Tribunal de commerce de Valenciennes, le 6 janvier 2025, n°2025000018

Le Tribunal de commerce de Valenciennes, par jugement du 6 janvier 2025, statue sur une requête en indemnité pour procédure impécunieuse. Une société avait fait l’objet d’une liquidation judiciaire simplifiée ouverte le 30 janvier 2023. La clôture pour insuffisance d’actif fut prononcée le 12 février 2024. Le liquidateur judiciaire dépose son compte rendu de fin de mission. Il sollicite une indemnité sur le fondement des articles L. 663-3 et R. 663-41 et 48 du code de commerce. Le ministère public fut régulièrement avisé. Le tribunal déclare la procédure impécunieuse et fixe l’indemnité à 1500 euros. La question est de savoir dans quelles conditions le juge statue sur une telle demande. L’arrêt rappelle les conditions de l’octroi de l’indemnité et en précise le mode de calcul. Il affirme qu’il « résulte du compte rendu de fin de mission que cette procédure est impécunieuse, ce qui ouvre droit au liquidateur à une indemnité ».

Le régime de l’indemnité pour procédure impécunieuse trouve sa source dans les articles L. 663-3 et R. 663-41 du code de commerce. Le texte prévoit cette allocation lorsque les sommes disponibles sont insuffisantes. Le juge constate cette situation au vu du compte rendu de fin de mission du liquidateur. Le jugement opère ainsi une simple vérification des conditions légales. Il s’agit d’une application stricte de la loi. Le tribunal ne dispose d’aucun pouvoir d’appréciation sur le principe du droit à indemnité. La décision illustre le caractère automatique de l’ouverture de ce droit. La formulation est limpide : l’impécuniosité « ouvre droit au liquidateur à une indemnité ». Le juge se borne à un constat d’ordre comptable et factuel. Cette approche garantit une sécurité juridique aux mandataires judiciaires. Elle assure une forme de rémunération minimale pour leur travail. La logique est de préserver l’attractivité de ces missions malgré l’absence d’actifs.

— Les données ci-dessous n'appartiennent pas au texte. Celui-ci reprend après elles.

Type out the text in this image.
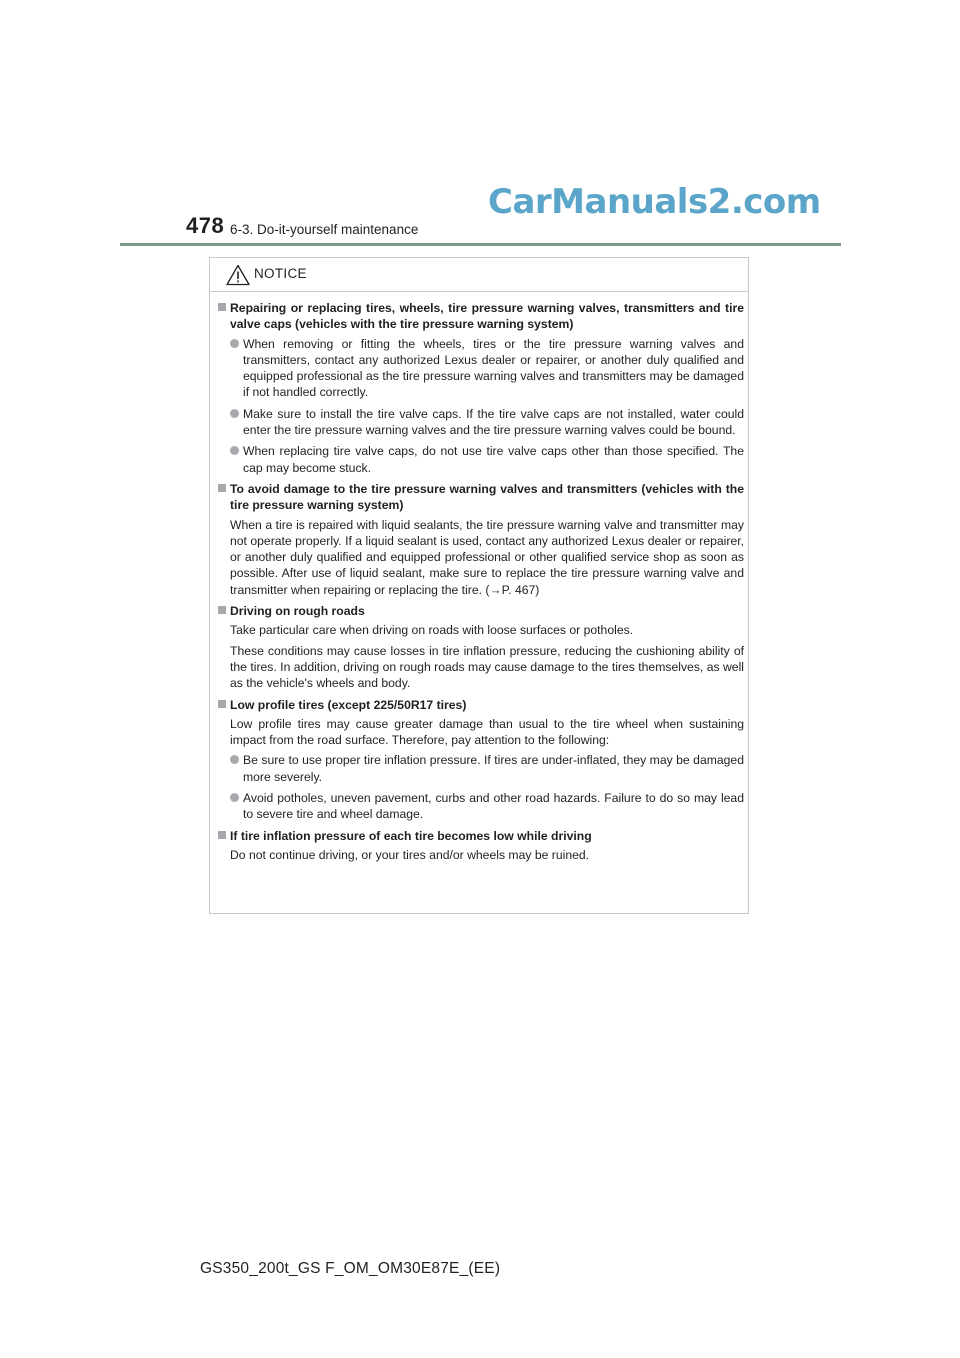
478 6-3. Do-it-yourself maintenance
CarManuals2.com
NOTICE
Repairing or replacing tires, wheels, tire pressure warning valves, transmitters and tire valve caps (vehicles with the tire pressure warning system)
When removing or fitting the wheels, tires or the tire pressure warning valves and transmitters, contact any authorized Lexus dealer or repairer, or another duly qualified and equipped professional as the tire pressure warning valves and transmitters may be damaged if not handled correctly.
Make sure to install the tire valve caps. If the tire valve caps are not installed, water could enter the tire pressure warning valves and the tire pressure warning valves could be bound.
When replacing tire valve caps, do not use tire valve caps other than those specified. The cap may become stuck.
To avoid damage to the tire pressure warning valves and transmitters (vehicles with the tire pressure warning system)
When a tire is repaired with liquid sealants, the tire pressure warning valve and transmitter may not operate properly. If a liquid sealant is used, contact any authorized Lexus dealer or repairer, or another duly qualified and equipped professional or other qualified service shop as soon as possible. After use of liquid sealant, make sure to replace the tire pressure warning valve and transmitter when repairing or replacing the tire. (→P. 467)
Driving on rough roads
Take particular care when driving on roads with loose surfaces or potholes.
These conditions may cause losses in tire inflation pressure, reducing the cushioning ability of the tires. In addition, driving on rough roads may cause damage to the tires themselves, as well as the vehicle's wheels and body.
Low profile tires (except 225/50R17 tires)
Low profile tires may cause greater damage than usual to the tire wheel when sustaining impact from the road surface. Therefore, pay attention to the following:
Be sure to use proper tire inflation pressure. If tires are under-inflated, they may be damaged more severely.
Avoid potholes, uneven pavement, curbs and other road hazards. Failure to do so may lead to severe tire and wheel damage.
If tire inflation pressure of each tire becomes low while driving
Do not continue driving, or your tires and/or wheels may be ruined.
GS350_200t_GS F_OM_OM30E87E_(EE)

La fixation du montant de l’indemnité obéit à un cadre réglementaire précis. L’article R. 663-48 du code de commerce en détermine le barème. Le tribunal « FIXE à la somme de 1500 euros (non soumise à TVA), le montant de l’indemnité ». Ce montant correspond vraisemblablement au forfait prévu pour une liquidation simplifiée. Le juge n’a ici aucune marge de manœuvre pour moduler ce chiffre. Le versement est assuré par un fonds spécifique géré par la Caisse des Dépôts. Cette mécanique soulage le Trésor public du recouvrement direct. Elle sécurise le paiement pour le professionnel. La décision ordonne l’exécution provisoire, ce qui est essentiel. Le liquidateur perçoit ainsi rapidement sa rémunération. Cette rapidité est un gage d’efficacité pour le bon fonctionnement des procédures collectives. Le système témoigne d’une volonté de protéger les auxiliaires de justice. Il compense les aléas liés à l’état des biens du débiteur.

La portée de cette décision est avant tout pratique et confirmatoire. Elle ne innove pas sur le plan juridique. Elle rappelle utilement les modalités d’une demande courante. Son intérêt réside dans sa valeur pédagogique. Elle expose clairement la chaîne des formalités à respecter. Le juge vérifie la régularité de la procédure et l’exactitude du dossier. La solution est conforme à la jurisprudence constante des tribunaux de commerce. Elle s’inscrit dans une application uniforme du dispositif d’indemnisation. Cette uniformité est nécessaire pour une équité de traitement sur le territoire. La décision pourrait cependant appeler une réflexion sur le montant forfaitaire. Son adéquation avec le travail réellement fourni est parfois discutée. Une revalorisation périodique serait souhaitable. Elle maintiendrait l’équilibre économique de ces missions pour les professionnels.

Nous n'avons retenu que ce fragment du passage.